1/ It requires 60 in-lb of work to stretch a certain spring from a length of 6 inches to 7 inches and another 120 in-lb of work to stretch it from 7 inches to 8 inches. Find the spring constant and the natural length of the spring.

2/ A plate having the shape of an isosceles trapezoid with upper base 4 feet long and lower base 8 feet long is submerged vertical in water such that the bases are parallel to the surface. If the distances from the surface of the water to the lower and upper bases are 10 feet and 6 feet, respectively, find the force exerted by the water on one side of the plate.

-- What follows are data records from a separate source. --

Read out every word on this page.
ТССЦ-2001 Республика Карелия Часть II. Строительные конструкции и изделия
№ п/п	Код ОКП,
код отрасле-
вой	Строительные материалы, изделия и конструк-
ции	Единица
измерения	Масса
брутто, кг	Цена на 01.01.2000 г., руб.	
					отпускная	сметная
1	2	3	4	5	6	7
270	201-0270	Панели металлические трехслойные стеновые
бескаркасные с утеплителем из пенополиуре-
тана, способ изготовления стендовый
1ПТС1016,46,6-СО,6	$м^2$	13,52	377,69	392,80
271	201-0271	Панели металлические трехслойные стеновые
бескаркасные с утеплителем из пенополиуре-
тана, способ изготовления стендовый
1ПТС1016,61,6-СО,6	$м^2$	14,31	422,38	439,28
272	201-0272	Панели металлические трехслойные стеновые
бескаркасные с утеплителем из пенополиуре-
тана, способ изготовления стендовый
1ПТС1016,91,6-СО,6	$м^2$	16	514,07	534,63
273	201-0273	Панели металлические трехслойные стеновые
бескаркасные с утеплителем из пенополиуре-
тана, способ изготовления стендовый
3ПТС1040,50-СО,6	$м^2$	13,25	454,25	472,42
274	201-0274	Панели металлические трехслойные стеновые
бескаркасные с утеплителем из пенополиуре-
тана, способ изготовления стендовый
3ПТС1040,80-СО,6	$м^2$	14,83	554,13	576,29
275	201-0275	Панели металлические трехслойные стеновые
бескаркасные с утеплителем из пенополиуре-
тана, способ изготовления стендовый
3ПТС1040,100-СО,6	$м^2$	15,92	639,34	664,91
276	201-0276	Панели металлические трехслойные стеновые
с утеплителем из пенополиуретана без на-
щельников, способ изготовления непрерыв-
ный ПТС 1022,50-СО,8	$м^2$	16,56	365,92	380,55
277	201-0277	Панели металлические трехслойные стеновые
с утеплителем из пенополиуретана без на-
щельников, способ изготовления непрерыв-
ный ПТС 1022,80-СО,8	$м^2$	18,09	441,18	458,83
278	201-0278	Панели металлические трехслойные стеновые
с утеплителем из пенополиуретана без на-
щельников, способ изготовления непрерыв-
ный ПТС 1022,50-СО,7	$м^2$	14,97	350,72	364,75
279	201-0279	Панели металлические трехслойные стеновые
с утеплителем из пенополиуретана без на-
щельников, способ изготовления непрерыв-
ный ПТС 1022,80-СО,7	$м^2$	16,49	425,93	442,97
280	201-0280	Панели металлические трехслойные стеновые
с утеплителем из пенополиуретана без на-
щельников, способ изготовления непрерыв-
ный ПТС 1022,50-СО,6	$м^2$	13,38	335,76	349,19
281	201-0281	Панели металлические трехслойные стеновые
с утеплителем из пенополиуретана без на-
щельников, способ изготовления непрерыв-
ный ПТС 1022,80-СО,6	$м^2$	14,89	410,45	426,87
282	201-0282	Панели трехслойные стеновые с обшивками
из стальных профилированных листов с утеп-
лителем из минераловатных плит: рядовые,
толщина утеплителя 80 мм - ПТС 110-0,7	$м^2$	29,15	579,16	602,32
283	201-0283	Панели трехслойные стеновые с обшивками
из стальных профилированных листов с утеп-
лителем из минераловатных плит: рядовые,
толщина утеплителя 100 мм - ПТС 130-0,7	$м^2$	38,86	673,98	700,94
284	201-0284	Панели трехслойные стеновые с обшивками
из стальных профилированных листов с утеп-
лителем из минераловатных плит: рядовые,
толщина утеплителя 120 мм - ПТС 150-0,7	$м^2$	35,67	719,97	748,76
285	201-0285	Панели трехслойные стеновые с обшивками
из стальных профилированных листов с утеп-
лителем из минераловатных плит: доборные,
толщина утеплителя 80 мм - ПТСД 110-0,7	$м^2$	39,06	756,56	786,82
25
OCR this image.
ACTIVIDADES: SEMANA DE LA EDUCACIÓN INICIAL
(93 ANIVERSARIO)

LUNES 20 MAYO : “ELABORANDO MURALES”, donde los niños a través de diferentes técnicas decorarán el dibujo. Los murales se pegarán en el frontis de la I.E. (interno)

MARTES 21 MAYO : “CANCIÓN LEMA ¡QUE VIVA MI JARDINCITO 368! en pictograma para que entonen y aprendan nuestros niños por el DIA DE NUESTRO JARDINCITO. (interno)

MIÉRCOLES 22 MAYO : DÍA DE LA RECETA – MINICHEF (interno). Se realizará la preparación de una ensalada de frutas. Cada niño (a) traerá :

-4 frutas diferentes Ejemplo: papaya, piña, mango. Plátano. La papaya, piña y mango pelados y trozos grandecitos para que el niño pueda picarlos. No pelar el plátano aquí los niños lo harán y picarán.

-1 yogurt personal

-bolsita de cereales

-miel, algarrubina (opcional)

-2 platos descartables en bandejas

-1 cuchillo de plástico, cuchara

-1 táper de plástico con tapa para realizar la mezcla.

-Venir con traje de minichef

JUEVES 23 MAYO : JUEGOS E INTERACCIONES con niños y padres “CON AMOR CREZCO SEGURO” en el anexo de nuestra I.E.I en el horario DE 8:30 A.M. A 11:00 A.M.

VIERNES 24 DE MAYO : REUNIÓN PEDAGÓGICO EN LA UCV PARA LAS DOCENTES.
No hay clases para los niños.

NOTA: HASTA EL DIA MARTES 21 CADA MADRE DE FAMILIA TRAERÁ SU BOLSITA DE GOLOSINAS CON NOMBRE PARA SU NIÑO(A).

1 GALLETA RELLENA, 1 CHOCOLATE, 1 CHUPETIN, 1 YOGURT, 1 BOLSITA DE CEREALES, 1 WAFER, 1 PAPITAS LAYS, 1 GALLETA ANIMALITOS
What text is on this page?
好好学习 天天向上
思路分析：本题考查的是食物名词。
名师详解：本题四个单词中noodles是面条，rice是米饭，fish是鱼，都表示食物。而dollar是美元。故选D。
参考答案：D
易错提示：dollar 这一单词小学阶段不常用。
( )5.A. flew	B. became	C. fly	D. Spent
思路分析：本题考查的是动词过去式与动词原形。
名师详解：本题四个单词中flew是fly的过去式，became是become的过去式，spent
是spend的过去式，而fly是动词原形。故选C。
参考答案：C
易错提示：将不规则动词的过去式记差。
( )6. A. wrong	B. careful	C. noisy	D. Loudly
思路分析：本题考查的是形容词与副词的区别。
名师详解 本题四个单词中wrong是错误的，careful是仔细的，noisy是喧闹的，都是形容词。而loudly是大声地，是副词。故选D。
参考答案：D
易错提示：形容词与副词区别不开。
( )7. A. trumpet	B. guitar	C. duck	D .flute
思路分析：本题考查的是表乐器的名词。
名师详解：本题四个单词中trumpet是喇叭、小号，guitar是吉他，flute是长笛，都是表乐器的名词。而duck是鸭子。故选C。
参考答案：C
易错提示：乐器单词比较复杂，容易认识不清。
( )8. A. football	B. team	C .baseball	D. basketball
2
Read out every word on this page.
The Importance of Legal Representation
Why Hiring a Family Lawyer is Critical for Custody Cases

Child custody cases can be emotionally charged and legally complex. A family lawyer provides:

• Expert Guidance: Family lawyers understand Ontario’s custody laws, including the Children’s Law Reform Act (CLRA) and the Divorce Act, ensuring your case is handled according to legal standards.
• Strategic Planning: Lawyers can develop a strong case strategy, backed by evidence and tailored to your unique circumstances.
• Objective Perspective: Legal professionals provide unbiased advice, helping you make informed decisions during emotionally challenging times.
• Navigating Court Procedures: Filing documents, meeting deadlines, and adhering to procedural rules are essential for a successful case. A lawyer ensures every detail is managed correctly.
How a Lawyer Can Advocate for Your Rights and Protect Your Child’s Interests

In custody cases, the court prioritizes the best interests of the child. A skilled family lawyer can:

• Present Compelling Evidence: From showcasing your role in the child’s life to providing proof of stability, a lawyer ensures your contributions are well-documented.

3/ Find the center of mass of a thin plate of constant density covering the given region bounded by the curves .

4/ A right circular conical tank of altitude 20 feet and radius of base 5 feet has its vertex at ground level and axis vertical. If the tank is full of water weighing 62.5 lb/ft3, find the work done in pumping all the water thru a pipe that rises to a height of 2 feet above the top of the tank.
• October 9th 2012, 02:14 PM
skeeter
Re: Need help with 4 word problems dealing with Work force and Moment
work problems ...

1. let $t$ = spring's natural length in inches ...

$60 = \int_{6-t}^{7-t} kx \, dx$

$120 = \int_{7-t}^{8-t} kx \, dx$

you should be able to get two equations in terms of $k$ and $t$ from the definite integrals

4. work = $\int_0^{20} WALT$

$W$ = weight density = 62.5

$A$ = cross-sectional area of a horizontal slice of water in terms of y , $A = \pi x^2 = \frac{\pi y^2}{16}$

$L$ = lift distance of a cross-sectional slice in terms of y , $L = 22-y$

$T$ = slice thickness = $dy$
• October 9th 2012, 07:16 PM
bakinbacon
Re: Need help with 4 word problems dealing with Work force and Moment
i got the last 3.. still need help with the first. how do i get the equations?

edit: thanks, i have completed the problems.